A former colleague of mine who now lives in Milan created a charming self-promo piece that included, besides his ads and bio, a lovely photograph of a pair of his Lobbs. If you knew him, you’d appreciate this, as he has a serious shoe fetish and owns dozens of pairs. Point being, it was an agency recruiter who showed this to me, having held onto it for more than a year.

Creating a self-promo piece with originality is a nice way for freelancers who happen to be AARP members to reinvent themselves, too. You think you’re an advertising guru? Here’s your chance to prove it—on the one brand nobody else knows as well as you do.

I’ve worked with 73 agencies, including the FBI. I’ve worked freelance and on staff. If I’ve learned anything being on both sides of the desk, it’s what art directors and writers are up against. No matter how experienced you are, there will always come a time when you’ll face some hot new technology and not know what to do with it. Get used to it. It’s now part of the job.

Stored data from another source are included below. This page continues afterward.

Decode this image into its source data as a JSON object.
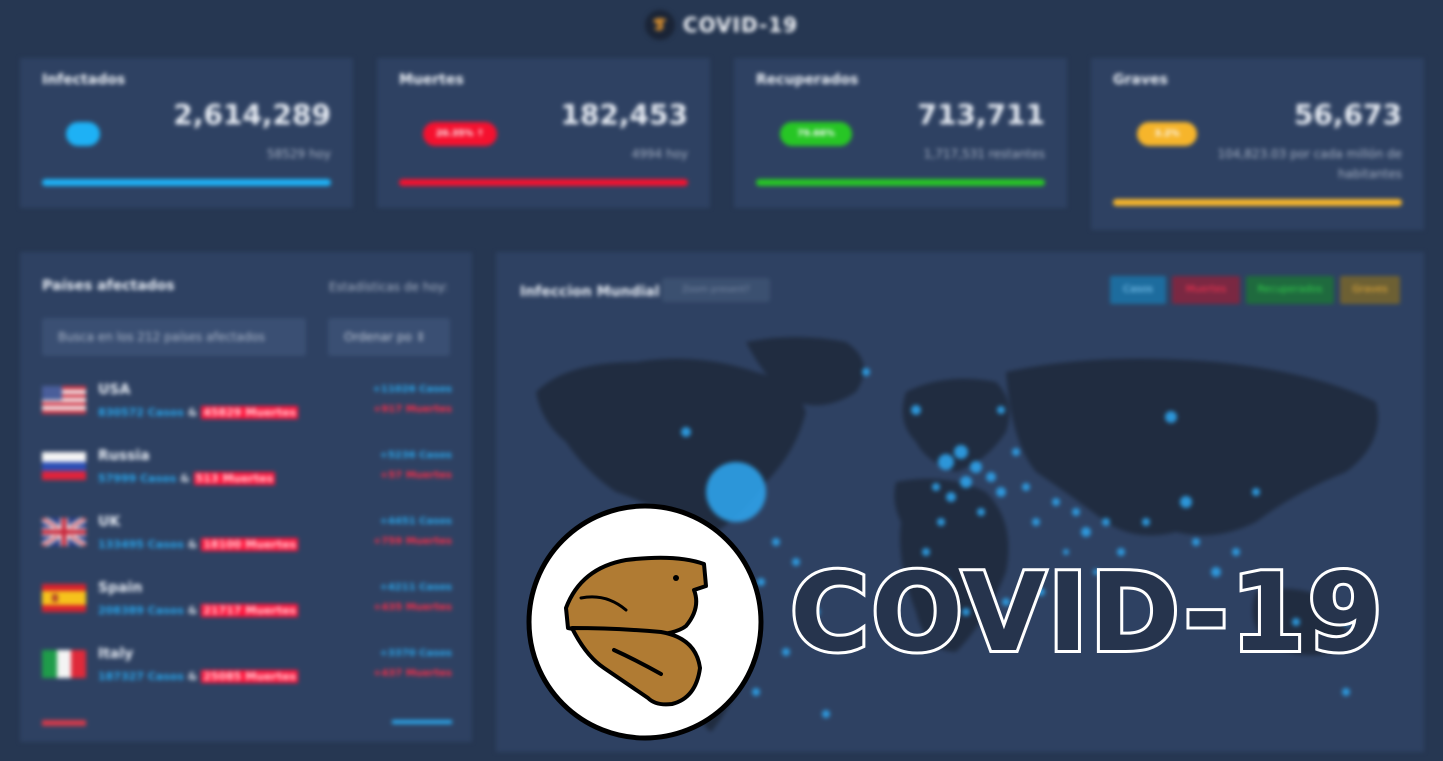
{
  "header": {
    "title": "COVID-19",
    "logo_icon": "bird-logo-icon"
  },
  "cards": [
    {
      "label": "Infectados",
      "value": "2,614,289",
      "sub": "58529 hoy",
      "pill": "",
      "color": "#1eb1f5"
    },
    {
      "label": "Muertes",
      "value": "182,453",
      "sub": "4994 hoy",
      "pill": "20.35% ↑",
      "color": "#f5112f"
    },
    {
      "label": "Recuperados",
      "value": "713,711",
      "sub": "1,717,531 restantes",
      "pill": "79.66%",
      "color": "#27c625"
    },
    {
      "label": "Graves",
      "value": "56,673",
      "sub": "104,823.03 por cada millón de habitantes",
      "pill": "3.2%",
      "color": "#f6b52b"
    }
  ],
  "countries_panel": {
    "title": "Países afectados",
    "subtitle": "Estadísticas de hoy:",
    "search_placeholder": "Busca en los 212 países afectados",
    "sort_label": "Ordenar po ⇕",
    "countries": [
      {
        "name": "USA",
        "cases": "830572 Casos",
        "deaths": "45829 Muertes",
        "today_cases": "+11026 Casos",
        "today_deaths": "+917 Muertes",
        "flag": "us-flag"
      },
      {
        "name": "Russia",
        "cases": "57999 Casos",
        "deaths": "513 Muertes",
        "today_cases": "+5236 Casos",
        "today_deaths": "+57 Muertes",
        "flag": "ru-flag"
      },
      {
        "name": "UK",
        "cases": "133495 Casos",
        "deaths": "18100 Muertes",
        "today_cases": "+4451 Casos",
        "today_deaths": "+759 Muertes",
        "flag": "uk-flag"
      },
      {
        "name": "Spain",
        "cases": "208389 Casos",
        "deaths": "21717 Muertes",
        "today_cases": "+4211 Casos",
        "today_deaths": "+435 Muertes",
        "flag": "es-flag"
      },
      {
        "name": "Italy",
        "cases": "187327 Casos",
        "deaths": "25085 Muertes",
        "today_cases": "+3370 Casos",
        "today_deaths": "+437 Muertes",
        "flag": "it-flag"
      }
    ]
  },
  "map_panel": {
    "title": "Infeccion Mundial",
    "zoom_label": "Zoom present?",
    "filters": [
      {
        "label": "Casos",
        "bg": "#1d6c9e",
        "fg": "#8fd6ff"
      },
      {
        "label": "Muertes",
        "bg": "#7a2842",
        "fg": "#ff3350"
      },
      {
        "label": "Recuperados",
        "bg": "#1f6a3e",
        "fg": "#32d04a"
      },
      {
        "label": "Graves",
        "bg": "#6d6033",
        "fg": "#f2b23a"
      }
    ]
  },
  "overlay": {
    "text": "COVID-19",
    "logo_icon": "bird-logo-icon"
  }
}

It used to be all about having the best portfolio. Showing award-winning work and having a résumé with bragging rights. Now, as exasperating as it is, more and more of our time is spent wrestling with software.

It doesn’t matter. Talent, not technology, will inevitably prevail. It’s human nature.

Tim Berners-Lee invented the World Wide Web and first deployed it in 1990. Before him, the Internet had no graphics. This was his free gift to the world (with no patents pending). Five years later, I had an epiphany. In my gut I knew that being one of the first art directors to build his own Web site would give me a huge competitive edge. Even my therapist gave it two thumbs up.

I’ve been planning my Web site for 10 years now. The fact that it isn’t built yet … well, I just hope that doesn’t make me a fossil. Anyway, the technology will probably be even better when I get around to it.